Wilderness can seem like both a bright line and an increasingly subjective description of an environment that has all but disappeared. With urban parks it isn’t about absolutes but often just about the joy of being outdoors. I was reminded of that when I visited Tempelhof, an airport turned park near the heart of Berlin. It was a weeknight, and in the hour before sunset people were pouring into the park. They rode bicycles on the mile-long runways and jogged around the meadows. Young men parasailed with skateboards, and mothers kicked soccer balls with their children. And because this is Germany, there was beer.

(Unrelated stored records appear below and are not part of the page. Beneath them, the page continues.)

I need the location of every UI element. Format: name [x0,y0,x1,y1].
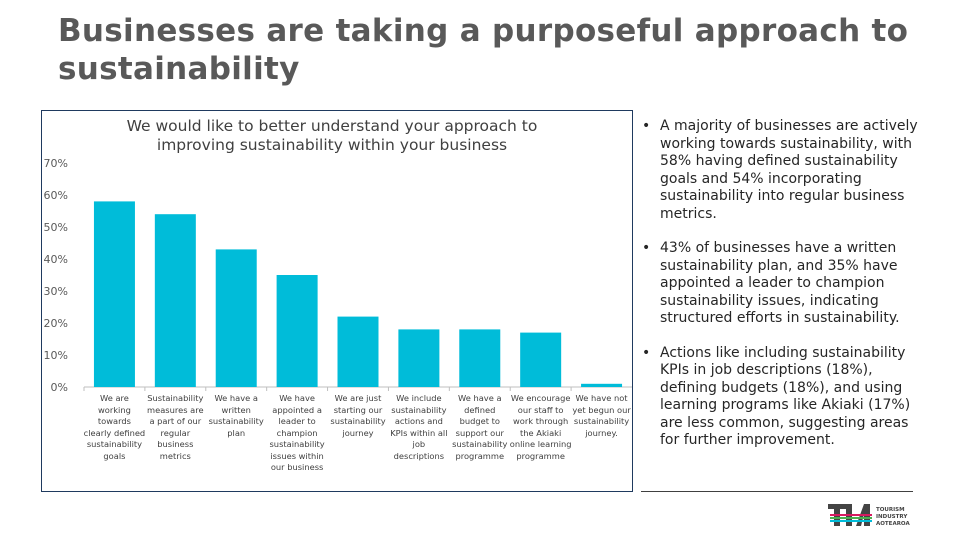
bar [398,329,440,387]
bar [93,201,135,387]
x-tick-label: We have not yet begun our sustainability… [572,393,631,438]
bar [520,332,562,387]
bar [459,329,501,387]
bullet-item: • Actions like including sustainability K… [642,345,932,450]
bar [215,249,257,387]
svg-text:TOURISM: TOURISM [876,507,905,513]
y-tick-label: 0% [51,381,68,394]
tia-logo: TOURISM INDUSTRY AOTEAROA [828,504,910,527]
x-tick-label: Sustainability measures are a part of ou… [147,393,204,461]
x-tick-label: We have a defined budget to support our … [452,393,508,461]
chart-plot: 0% 10% 20% 30% 40% 50% 60% 70% [44,157,632,394]
x-tick-label: We include sustainability actions and KP… [390,393,448,461]
bar [337,316,379,387]
x-tick-label: We are just starting our sustainability … [330,393,386,438]
x-tick-label: We are working towards clearly defined s… [83,393,146,461]
chart-title: We would like to better understand your … [126,117,538,154]
slide-title: Businesses are taking a purposeful appro… [58,13,909,87]
svg-text:AOTEAROA: AOTEAROA [876,521,910,527]
y-tick-label: 10% [44,349,68,362]
y-tick-label: 40% [44,253,68,266]
y-tick-label: 70% [44,157,68,170]
bar [276,275,318,387]
bullet-marker: • [642,118,651,134]
bar [154,214,196,387]
bar-chart: We would like to better understand your … [41,110,633,492]
x-tick-label: We have a written sustainability plan [208,393,264,438]
x-tick-label: We encourage our staff to work through t… [509,393,572,461]
bullet-marker: • [642,344,651,361]
bullet-text: 43% of businesses have a written sustain… [660,240,900,326]
y-tick-label: 20% [44,317,68,330]
key-findings: • A majority of businesses are actively w… [642,118,932,467]
bullet-item: • 43% of businesses have a written sustai… [642,240,932,328]
bar [581,383,623,387]
bullet-text: Actions like including sustainability KP… [660,344,911,449]
y-tick-label: 60% [44,189,68,202]
svg-text:INDUSTRY: INDUSTRY [876,514,908,520]
bullet-marker: • [642,240,651,256]
divider-line [641,491,913,492]
x-tick-label: We have appointed a leader to champion s… [269,393,325,472]
y-tick-label: 50% [44,221,68,234]
bullet-text: A majority of businesses are actively wo… [660,118,918,222]
y-tick-label: 30% [44,285,68,298]
bullet-item: • A majority of businesses are actively w… [642,118,932,223]
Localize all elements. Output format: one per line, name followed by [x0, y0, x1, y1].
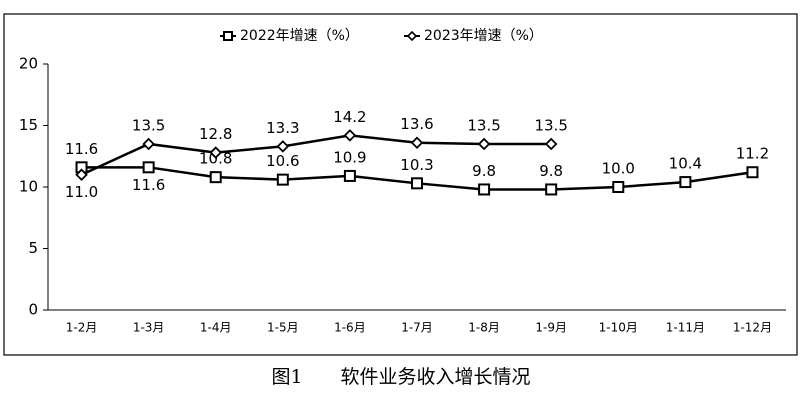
data-label: 14.2 — [333, 108, 366, 126]
data-label: 13.6 — [400, 115, 433, 133]
legend-label: 2023年增速（%） — [424, 28, 543, 44]
data-label: 13.5 — [467, 116, 500, 134]
data-label: 9.8 — [472, 162, 496, 180]
point — [343, 169, 356, 182]
x-tick-label: 1-11月 — [666, 321, 705, 335]
x-tick-label: 1-12月 — [733, 321, 772, 335]
data-label: 12.8 — [199, 125, 232, 143]
point — [142, 161, 155, 174]
data-label: 13.5 — [534, 116, 567, 134]
point — [544, 137, 558, 151]
data-label: 9.8 — [539, 162, 563, 180]
x-tick-label: 1-6月 — [334, 321, 366, 335]
point — [209, 146, 222, 159]
data-label: 11.6 — [65, 140, 98, 158]
data-label: 11.2 — [736, 145, 769, 163]
x-tick-label: 1-10月 — [599, 321, 638, 335]
point — [477, 137, 491, 151]
point — [276, 173, 289, 186]
data-label: 11.0 — [65, 183, 98, 201]
point — [142, 137, 155, 151]
data-label: 10.0 — [602, 160, 635, 178]
x-tick-label: 1-3月 — [133, 321, 165, 335]
x-tick-label: 1-7月 — [401, 321, 433, 335]
data-label: 13.5 — [132, 116, 165, 134]
point — [411, 177, 423, 190]
point — [545, 183, 558, 196]
y-tick-label: 5 — [28, 239, 38, 257]
point — [679, 176, 692, 189]
x-tick-label: 1-5月 — [267, 321, 299, 335]
caption: 图1 软件业务收入增长情况 — [271, 366, 530, 388]
legend-marker — [223, 31, 233, 41]
series-line — [81, 134, 552, 176]
legend-label: 2022年增速（%） — [240, 28, 359, 44]
y-tick-label: 0 — [28, 301, 38, 319]
point — [612, 181, 625, 193]
point — [209, 171, 222, 184]
point — [343, 129, 357, 142]
data-label: 10.3 — [400, 156, 433, 174]
data-label: 10.6 — [266, 152, 299, 170]
legend-marker — [406, 30, 418, 42]
point — [276, 140, 290, 153]
x-tick-label: 1-8月 — [468, 321, 500, 335]
x-tick-label: 1-9月 — [535, 321, 567, 335]
y-tick-label: 15 — [19, 116, 38, 134]
point — [478, 183, 491, 196]
frame — [3, 13, 798, 356]
data-label: 11.6 — [132, 176, 165, 194]
y-tick-label: 10 — [19, 178, 38, 196]
point — [410, 136, 424, 149]
data-label: 13.3 — [266, 119, 299, 137]
point — [746, 166, 759, 179]
x-tick-label: 1-2月 — [66, 321, 98, 335]
y-tick-label: 20 — [19, 55, 38, 73]
data-label: 10.4 — [669, 155, 702, 173]
x-tick-label: 1-4月 — [200, 321, 232, 335]
point — [75, 168, 88, 181]
data-label: 10.9 — [333, 148, 366, 166]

Tempelhof Airport closed in 2008. When it reopened as a park two years later, there was uncertainty about whether it would be embraced by Berliners. Then, as now, the park had few amenities; it was as if the airfield had just closed for a day so the tarmac could be repaved. But the authenticity—that it had been largely unaltered—proved key to the park’s appeal. Residents liked its openness and nearly unobstructed sunsets. They delighted in entering property that had once been off-limits. But most of all, they reveled in the sense of freedom found in Tempelhof’s 1.2 square miles. When city planners unveiled a proposal to build housing and office space on a fifth of the land, a backlash led to a referendum in 2014 that blocked most future development there.
“You can feel the sky. You can breathe,” said Diego Cárdenas, one of the leaders of the referendum movement, as we sat on the grass at Tempelhof. “If you start developing one part, where will it end?”

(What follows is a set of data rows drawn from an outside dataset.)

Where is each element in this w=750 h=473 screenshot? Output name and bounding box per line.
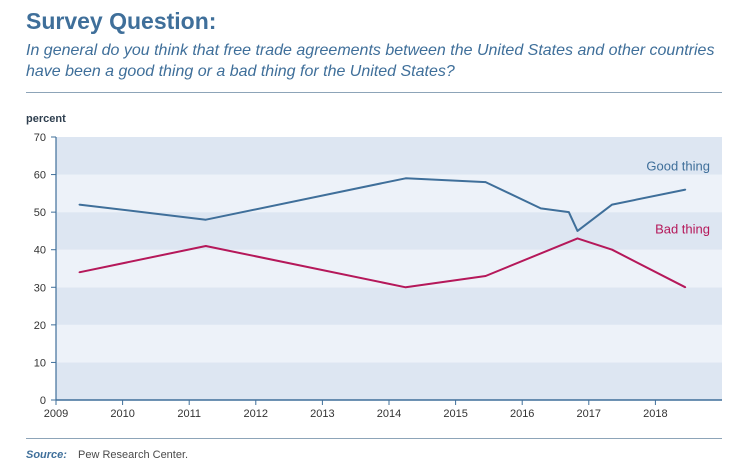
data-point	[611, 248, 613, 251]
data-point	[611, 203, 613, 206]
page-title: Survey Question:	[26, 8, 217, 34]
y-tick-label: 70	[34, 132, 46, 144]
grid-band	[56, 212, 722, 250]
series-label: Bad thing	[655, 221, 710, 236]
x-tick-label: 2015	[443, 408, 467, 420]
x-tick-label: 2016	[510, 408, 534, 420]
data-point	[205, 218, 207, 221]
x-tick-label: 2009	[44, 408, 68, 420]
data-point	[568, 211, 570, 213]
x-tick-label: 2011	[177, 408, 201, 420]
background-bands	[56, 137, 722, 400]
grid-band	[56, 324, 722, 363]
data-point	[484, 275, 487, 277]
y-tick-label: 60	[34, 170, 46, 182]
data-point	[576, 237, 579, 240]
axes: 0 10 20 30 40 50 60 70 2009 2010 2011 2012 2013 2014 2…	[34, 132, 722, 420]
x-tick-label: 2017	[577, 408, 601, 420]
x-tick-label: 2018	[643, 408, 667, 420]
y-tick-label: 50	[34, 207, 46, 219]
source-label: Source:	[26, 449, 67, 461]
data-point	[78, 271, 81, 274]
survey-question: In general do you think that free trade …	[26, 42, 715, 80]
data-point	[684, 286, 687, 289]
grid-band	[56, 249, 722, 288]
series-lines	[78, 177, 687, 289]
series-labels: Good thing Bad thing	[646, 159, 710, 237]
x-tick-label: 2013	[310, 408, 334, 420]
data-point	[684, 188, 687, 191]
source-note: Source: Pew Research Center.	[26, 449, 188, 461]
source-text: Pew Research Center.	[78, 449, 189, 461]
y-tick-label: 10	[34, 357, 46, 369]
grid-band	[56, 362, 722, 400]
data-point	[78, 203, 81, 206]
data-point	[484, 181, 487, 183]
data-point	[404, 177, 407, 180]
x-tick-label: 2012	[244, 408, 268, 420]
y-tick-label: 0	[40, 395, 46, 407]
data-point	[404, 286, 407, 289]
data-point	[576, 230, 579, 232]
grid-band	[56, 174, 722, 213]
grid-band	[56, 287, 722, 325]
top-divider	[26, 92, 722, 93]
grid-band	[56, 137, 722, 175]
x-tick-label: 2014	[377, 408, 401, 420]
y-tick-label: 20	[34, 320, 46, 332]
series-label: Good thing	[646, 159, 710, 174]
x-tick-label: 2010	[110, 408, 134, 420]
data-point	[205, 245, 207, 247]
data-point	[540, 207, 542, 210]
y-tick-label: 40	[34, 245, 46, 257]
bottom-divider	[26, 438, 722, 439]
y-axis-label: percent	[26, 113, 66, 125]
y-tick-label: 30	[34, 282, 46, 294]
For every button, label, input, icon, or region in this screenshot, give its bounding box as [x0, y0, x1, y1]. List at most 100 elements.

Tempelhof’s future still involves housing, although perhaps not in the way either side envisioned. Part of the terminal building, with its three-quarter-mile-long curved roof, is providing temporary shelter for some of the thousands of refugees who have poured into Germany.

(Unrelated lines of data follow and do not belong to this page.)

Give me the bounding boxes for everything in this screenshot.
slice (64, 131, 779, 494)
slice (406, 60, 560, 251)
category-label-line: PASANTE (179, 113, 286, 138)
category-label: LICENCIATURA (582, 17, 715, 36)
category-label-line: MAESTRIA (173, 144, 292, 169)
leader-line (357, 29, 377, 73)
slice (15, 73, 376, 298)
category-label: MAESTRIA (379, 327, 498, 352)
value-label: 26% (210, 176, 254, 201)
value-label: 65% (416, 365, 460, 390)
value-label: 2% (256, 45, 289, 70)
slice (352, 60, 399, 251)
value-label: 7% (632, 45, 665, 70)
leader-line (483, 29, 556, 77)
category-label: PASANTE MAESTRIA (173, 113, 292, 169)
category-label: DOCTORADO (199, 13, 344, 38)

With the clarity of hindsight, officials say the development plan was not well explained and they didn’t realize how people would respond once they were inside the park. Berliners have a history, they noted, of claiming unused open land as their own. At Tempelhof that happened on a colossal scale.
“They wanted to seize it,” said Ursula Renker, a planner with Berlin’s city government. “For most people, the airport was part of their history. There was a special fascination because it was so fenced in. You had to walk in through a gate.”
The gates are still there, and you can see people break into a smile as they pass through them. It is anticipatory pleasure, based on familiarity. Urban parks may not make our bucket lists, but they deserve a place on what I would call our coffee-cup lists.
And so it is with my favorite urban park, a wetland near my home. It’s nothing flashy, just a few acres of low ground that were spared development. I go there often. I like to get there in the early morning, walk among the cattails, and watch the two worlds—one of pavement and the other of the swamp—come to life. As the sun rises, catching the tops of the trees, the traffic grows along the four-lane roads that flank the park. Eventually, the noise becomes constant enough that it fades into the background. Then, if I listen carefully, I can hear the birds sing.